On this topic, when I see or hear a mama say, "I just wish they would stay this small forever!" I often just want to ask her to appreciate the growing and thriving child that she has. I know change is hard. And I don't want to take that away from anyone. I want to share my perspective and say that the reality of a child not growing is an inexplicable stress. So, to my mamas with growing children who are a lot to keep up with, I ask that the next time you are at your limit, you take a breath and take in the gratitude for the growing little bodies.
Being Leo's mama, I feel freed of how I'm "supposed" to act. I feel motivated to love people where they're at.

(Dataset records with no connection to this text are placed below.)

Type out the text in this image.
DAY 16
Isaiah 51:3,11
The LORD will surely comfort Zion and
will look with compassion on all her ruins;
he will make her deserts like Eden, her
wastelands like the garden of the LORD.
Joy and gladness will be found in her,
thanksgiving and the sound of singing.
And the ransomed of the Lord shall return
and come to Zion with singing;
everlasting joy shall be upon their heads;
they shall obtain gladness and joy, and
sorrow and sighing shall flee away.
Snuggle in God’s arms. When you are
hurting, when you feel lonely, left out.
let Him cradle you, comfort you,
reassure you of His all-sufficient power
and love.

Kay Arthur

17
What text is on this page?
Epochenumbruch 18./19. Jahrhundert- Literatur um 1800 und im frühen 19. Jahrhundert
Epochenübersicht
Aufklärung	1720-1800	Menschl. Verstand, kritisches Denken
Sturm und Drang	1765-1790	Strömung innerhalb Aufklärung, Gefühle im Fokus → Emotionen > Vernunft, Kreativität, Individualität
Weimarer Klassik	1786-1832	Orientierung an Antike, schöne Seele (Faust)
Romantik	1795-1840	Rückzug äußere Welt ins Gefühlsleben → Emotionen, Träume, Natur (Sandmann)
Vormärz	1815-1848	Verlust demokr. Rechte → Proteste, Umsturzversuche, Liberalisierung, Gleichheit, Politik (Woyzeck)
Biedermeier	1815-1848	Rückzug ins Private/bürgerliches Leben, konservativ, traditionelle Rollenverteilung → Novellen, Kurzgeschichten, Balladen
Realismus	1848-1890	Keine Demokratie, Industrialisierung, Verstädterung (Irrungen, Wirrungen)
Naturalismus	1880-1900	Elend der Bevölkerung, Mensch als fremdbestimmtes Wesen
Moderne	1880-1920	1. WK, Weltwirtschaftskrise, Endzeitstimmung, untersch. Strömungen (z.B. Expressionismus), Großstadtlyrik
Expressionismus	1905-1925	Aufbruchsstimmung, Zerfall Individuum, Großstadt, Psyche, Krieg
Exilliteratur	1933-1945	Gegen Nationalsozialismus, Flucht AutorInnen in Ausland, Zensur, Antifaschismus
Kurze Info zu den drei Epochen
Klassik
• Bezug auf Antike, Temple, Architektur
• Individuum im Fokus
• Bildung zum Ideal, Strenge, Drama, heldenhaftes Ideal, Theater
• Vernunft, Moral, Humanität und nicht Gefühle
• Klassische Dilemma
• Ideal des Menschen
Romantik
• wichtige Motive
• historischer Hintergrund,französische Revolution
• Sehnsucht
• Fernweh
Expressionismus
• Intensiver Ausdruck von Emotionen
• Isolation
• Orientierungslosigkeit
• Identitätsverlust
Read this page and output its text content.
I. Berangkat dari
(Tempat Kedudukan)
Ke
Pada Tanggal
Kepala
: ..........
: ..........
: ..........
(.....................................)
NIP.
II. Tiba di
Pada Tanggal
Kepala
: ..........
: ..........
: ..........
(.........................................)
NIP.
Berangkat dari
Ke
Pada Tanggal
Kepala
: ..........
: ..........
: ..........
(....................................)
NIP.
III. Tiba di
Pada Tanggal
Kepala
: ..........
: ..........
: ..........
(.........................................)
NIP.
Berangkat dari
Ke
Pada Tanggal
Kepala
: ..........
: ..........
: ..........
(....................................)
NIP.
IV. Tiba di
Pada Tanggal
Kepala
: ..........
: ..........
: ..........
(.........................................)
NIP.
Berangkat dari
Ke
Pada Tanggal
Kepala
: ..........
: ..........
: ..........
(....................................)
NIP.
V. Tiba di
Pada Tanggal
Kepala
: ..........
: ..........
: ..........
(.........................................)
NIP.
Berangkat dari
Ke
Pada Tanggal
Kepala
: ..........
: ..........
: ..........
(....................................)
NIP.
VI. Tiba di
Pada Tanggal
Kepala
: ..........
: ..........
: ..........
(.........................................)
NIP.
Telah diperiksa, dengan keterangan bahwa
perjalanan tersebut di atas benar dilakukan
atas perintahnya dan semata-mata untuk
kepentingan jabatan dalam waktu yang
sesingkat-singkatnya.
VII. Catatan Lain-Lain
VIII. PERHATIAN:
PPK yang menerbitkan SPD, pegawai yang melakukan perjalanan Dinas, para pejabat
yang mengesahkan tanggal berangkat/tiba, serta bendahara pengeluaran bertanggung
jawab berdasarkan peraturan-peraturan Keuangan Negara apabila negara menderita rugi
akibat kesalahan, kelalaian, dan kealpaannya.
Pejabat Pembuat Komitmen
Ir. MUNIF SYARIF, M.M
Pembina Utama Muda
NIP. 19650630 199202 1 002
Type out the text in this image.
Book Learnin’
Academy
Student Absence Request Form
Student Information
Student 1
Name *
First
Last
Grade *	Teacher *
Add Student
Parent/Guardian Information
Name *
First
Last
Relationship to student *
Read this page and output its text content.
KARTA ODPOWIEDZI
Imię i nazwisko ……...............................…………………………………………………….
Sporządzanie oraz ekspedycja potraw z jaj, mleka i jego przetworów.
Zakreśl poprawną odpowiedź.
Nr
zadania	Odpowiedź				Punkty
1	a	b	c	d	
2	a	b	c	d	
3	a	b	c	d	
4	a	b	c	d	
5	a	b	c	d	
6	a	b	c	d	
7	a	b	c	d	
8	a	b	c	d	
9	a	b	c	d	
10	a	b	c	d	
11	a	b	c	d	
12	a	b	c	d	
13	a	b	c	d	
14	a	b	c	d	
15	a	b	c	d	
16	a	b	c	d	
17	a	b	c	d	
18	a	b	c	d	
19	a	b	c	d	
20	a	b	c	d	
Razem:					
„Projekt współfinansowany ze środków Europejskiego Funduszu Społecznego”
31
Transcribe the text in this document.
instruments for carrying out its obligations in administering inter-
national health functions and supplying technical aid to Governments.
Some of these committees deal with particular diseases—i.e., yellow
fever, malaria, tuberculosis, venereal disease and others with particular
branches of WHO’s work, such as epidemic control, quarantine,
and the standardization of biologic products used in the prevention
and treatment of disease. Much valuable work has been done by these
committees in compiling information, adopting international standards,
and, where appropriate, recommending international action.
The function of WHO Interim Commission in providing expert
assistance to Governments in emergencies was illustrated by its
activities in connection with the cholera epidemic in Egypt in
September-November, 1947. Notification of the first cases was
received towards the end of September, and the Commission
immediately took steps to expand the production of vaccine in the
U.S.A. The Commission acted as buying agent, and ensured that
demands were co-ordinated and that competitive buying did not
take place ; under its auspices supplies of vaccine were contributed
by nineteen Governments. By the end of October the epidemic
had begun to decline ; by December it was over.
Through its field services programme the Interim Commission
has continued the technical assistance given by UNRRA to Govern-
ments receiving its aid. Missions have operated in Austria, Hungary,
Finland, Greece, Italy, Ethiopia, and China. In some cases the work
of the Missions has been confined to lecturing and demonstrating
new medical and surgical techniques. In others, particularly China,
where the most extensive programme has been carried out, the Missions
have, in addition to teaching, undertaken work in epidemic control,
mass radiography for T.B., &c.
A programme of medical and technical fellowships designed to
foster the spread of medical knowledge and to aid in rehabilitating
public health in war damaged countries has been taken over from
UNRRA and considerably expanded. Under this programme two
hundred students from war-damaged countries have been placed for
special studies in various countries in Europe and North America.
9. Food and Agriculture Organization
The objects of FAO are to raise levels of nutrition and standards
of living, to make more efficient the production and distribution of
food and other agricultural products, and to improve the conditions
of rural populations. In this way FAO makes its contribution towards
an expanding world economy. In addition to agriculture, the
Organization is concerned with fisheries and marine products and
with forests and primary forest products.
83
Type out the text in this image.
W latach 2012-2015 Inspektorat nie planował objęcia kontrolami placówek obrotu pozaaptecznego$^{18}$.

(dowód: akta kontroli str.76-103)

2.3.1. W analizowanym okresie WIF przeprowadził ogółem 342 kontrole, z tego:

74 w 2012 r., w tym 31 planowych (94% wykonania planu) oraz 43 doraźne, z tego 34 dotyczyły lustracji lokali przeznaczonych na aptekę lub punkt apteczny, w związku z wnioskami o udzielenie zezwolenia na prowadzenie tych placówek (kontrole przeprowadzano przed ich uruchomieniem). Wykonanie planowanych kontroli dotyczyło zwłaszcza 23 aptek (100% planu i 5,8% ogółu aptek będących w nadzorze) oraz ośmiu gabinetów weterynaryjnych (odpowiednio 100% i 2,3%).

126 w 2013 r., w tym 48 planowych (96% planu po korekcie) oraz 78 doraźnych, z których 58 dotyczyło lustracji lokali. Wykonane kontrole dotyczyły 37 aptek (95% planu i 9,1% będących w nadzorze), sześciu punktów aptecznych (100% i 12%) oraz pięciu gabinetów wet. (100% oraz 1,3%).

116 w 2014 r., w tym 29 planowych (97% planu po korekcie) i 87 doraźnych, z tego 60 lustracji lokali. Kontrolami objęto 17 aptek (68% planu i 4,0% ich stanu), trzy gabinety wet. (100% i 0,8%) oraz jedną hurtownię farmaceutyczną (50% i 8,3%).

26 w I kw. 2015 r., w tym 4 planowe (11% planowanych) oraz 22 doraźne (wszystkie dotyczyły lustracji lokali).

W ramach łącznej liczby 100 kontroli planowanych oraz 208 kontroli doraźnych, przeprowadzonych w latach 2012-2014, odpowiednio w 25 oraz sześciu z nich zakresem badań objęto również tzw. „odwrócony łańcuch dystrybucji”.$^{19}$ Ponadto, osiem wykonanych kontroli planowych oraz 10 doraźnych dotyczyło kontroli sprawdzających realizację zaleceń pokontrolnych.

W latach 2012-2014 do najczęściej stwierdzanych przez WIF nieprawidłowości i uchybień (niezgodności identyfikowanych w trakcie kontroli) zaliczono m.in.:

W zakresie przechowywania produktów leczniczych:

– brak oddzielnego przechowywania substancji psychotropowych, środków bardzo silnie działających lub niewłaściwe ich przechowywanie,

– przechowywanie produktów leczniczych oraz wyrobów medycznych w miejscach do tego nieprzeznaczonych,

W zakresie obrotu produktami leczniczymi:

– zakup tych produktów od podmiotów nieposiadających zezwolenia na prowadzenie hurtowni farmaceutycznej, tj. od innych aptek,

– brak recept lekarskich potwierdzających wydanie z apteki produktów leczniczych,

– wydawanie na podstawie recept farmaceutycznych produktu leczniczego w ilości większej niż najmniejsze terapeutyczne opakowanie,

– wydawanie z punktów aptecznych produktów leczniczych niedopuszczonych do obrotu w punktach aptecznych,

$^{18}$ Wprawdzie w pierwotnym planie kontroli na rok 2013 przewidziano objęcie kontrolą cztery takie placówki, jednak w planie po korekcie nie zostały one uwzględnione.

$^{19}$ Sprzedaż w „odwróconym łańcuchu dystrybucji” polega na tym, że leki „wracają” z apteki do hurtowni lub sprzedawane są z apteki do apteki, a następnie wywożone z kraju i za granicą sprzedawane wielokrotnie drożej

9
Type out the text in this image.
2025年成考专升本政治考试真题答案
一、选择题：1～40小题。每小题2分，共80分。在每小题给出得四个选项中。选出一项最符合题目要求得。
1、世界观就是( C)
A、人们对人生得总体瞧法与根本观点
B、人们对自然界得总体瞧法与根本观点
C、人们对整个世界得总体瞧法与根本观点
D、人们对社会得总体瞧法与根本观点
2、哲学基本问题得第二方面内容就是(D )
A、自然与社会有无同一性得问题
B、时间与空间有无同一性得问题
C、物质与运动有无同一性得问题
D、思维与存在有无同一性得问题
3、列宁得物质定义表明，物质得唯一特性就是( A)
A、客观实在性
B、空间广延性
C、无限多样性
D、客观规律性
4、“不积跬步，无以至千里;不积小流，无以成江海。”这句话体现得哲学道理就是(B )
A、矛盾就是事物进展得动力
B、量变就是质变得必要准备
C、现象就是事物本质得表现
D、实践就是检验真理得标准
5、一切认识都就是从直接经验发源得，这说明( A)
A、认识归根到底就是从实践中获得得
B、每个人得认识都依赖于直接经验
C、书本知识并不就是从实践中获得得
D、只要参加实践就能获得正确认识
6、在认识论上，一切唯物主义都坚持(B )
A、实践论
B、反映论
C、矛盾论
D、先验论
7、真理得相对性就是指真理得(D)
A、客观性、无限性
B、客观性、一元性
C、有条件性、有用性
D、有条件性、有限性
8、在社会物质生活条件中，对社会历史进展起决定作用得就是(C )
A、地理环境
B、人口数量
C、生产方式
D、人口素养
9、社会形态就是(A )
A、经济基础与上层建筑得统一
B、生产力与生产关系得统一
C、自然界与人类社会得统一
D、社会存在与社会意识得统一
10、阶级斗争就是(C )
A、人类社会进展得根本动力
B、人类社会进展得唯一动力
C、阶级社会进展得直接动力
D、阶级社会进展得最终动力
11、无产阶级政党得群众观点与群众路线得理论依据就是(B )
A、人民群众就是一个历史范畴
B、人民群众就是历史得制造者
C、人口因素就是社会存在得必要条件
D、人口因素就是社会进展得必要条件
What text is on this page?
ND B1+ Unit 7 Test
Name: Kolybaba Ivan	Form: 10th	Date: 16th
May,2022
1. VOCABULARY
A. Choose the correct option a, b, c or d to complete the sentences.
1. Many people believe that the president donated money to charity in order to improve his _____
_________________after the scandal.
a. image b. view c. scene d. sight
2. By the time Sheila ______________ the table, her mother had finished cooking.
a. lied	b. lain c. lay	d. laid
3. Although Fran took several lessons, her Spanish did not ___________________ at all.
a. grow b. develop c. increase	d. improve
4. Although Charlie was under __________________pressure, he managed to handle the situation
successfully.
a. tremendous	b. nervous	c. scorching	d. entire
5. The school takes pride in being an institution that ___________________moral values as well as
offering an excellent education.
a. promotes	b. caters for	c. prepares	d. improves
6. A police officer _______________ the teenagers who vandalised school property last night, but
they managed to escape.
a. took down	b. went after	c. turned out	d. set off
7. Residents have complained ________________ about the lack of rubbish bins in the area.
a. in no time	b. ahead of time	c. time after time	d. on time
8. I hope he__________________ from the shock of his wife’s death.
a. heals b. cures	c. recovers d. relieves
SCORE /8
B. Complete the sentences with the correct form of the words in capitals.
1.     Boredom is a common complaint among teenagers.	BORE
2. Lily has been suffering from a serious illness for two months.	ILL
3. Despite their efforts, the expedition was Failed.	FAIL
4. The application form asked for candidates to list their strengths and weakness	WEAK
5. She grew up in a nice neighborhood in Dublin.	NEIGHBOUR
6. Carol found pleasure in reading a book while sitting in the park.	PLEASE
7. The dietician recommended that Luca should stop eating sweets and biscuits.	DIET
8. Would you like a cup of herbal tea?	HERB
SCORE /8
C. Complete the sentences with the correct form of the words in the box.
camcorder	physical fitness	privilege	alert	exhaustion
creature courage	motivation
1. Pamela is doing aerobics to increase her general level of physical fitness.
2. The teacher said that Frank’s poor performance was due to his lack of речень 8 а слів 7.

I am eager to learn to embrace difference and throw off unimportant assumptions. I see heaven and earth a bit more clearly for what they are--meaning earth as a finite and imperfect place while heaven is our eternal home with God. I still struggle with wanting to and thinking that I control things that I really don't. But I've also been pushed to my own limits to see more clearly what I don't control and what I do. I see that life is so much more than our physical abilities, but I also have a newfound appreciation for mine.
What I'm trying to say is that Leo has changed my life. Grief is hard. Life is hard. I'm so thankful for Leo. I'm still learning to be thankful for all of our story. I'm grateful for a space to share. I hope our musings can expand your world a little bit and hopefully help you see that God who made it a bit better.